Bernardine Evaristo’s novel, Girl, Woman, Other, a book hailed as “exuberant,” “inventive,” “courageous” and “compulsively readable,” has been long-listed for the 2020 Women’s Prize for Fiction. The novel follows the story of 12 characters, most of whom are Black British women of different backgrounds, each of them taking up a chapter that sees their stories gently overlap. 

Last year, Girl, Woman, Other jointly won the Booker with Margaret Atwood’s The Testament, and this recent nomination for Women’s Prize comes at the back of another nomination for the Australian Book Industry Awards. Evaristo is the only African on this year’s Women’s Prize longlist, unlike last year whose longlist saw the inclusion of three African authors and two for the shortlist. 

The longlist this year fields 16 strong contenders, including three Booker Prize winners, prompting the judges to describe it as “an extraordinary year.”

“We had the most extraordinary list of submissions,” said judge Paula Hawkins, author of The Girl on the Train. “I think it is unusual to have a year with quite so many heavy hitters publishing.”

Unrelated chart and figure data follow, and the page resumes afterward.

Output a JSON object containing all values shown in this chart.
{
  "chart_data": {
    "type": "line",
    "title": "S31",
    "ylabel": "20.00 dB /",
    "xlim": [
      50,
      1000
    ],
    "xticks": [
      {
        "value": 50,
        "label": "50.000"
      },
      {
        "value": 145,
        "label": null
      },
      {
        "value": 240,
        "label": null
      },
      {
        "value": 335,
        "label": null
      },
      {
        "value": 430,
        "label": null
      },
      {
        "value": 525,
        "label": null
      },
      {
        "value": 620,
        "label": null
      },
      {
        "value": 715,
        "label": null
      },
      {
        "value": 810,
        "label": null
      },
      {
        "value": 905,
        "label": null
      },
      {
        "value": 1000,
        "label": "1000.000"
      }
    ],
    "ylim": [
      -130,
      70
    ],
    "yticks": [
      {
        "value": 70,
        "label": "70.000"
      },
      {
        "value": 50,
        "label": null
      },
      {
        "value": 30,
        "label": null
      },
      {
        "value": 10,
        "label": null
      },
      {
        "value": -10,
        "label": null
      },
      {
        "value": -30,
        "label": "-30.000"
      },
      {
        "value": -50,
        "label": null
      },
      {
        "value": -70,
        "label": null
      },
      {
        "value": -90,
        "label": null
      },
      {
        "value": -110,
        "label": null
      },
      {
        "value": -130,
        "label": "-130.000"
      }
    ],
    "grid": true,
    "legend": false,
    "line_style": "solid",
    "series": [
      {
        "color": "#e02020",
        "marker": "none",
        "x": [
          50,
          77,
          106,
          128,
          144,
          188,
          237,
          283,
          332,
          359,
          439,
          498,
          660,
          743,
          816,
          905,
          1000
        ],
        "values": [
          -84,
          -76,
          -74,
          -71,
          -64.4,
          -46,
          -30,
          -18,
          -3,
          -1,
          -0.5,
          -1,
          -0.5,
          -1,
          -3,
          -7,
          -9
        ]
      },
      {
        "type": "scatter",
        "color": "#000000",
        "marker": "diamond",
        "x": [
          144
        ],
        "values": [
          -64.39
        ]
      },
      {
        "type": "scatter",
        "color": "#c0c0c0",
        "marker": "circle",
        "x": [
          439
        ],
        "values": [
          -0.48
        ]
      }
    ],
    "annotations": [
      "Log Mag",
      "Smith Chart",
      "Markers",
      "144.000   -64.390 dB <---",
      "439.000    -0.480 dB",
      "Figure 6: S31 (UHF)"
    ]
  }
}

Two-time Booker Prize winner, Hillary Mantel, made the list with her novel The Mirror and the Light, the conclusion to her Wolf Hall trilogy. Evaristo is another Booker winner on the list, and Anne Enright whose novel Actress follows a daughter exploring her famous mother’s breakdown.

Also on the longlist are former Women’s prize winner Ann Patchett, whose novel The Dutch House follows two siblings whose stepmother threw out of their childhood home; Edna O’Brien’s Girl, a novel that depicts the life of a girl kidnapped by Boko Haram; Jenny Offill’s Weather, an exploration of climate anxiety; Jacqueline Woodson’s Red at the Bone, an examination of the effect of teenage pregnancy on a family. Maggie O’Farrell’s much-anticipated novel Hamnet, though not published until later this month, also made the longlist. The story is an imagination of Shakespeare’s family and the passing of his son at the age of 11. 

New faces in contention for the Women’s Prize this year include Candice Carty-Williams for her debut Queenie; Claire Lombardo for The Most Fun We Ever Had; Taffy Brodesser-Akner for her debut Fleishman Is in Trouble; Natalie Haynes for her book A Thousand Ships, Deepa Anappara for her debut Djinn Patrol on the Purple Line; Angie Cruz for her novel Dominicana; Luan Goldie for her debut Nightingale Point, and Jing-Jing Lee for her first novel How We Disappeared. 

The Shortlist will be announced on 22 April and the winner on 3 June. The winner will receive an anonymously endowed cheque for £30,000.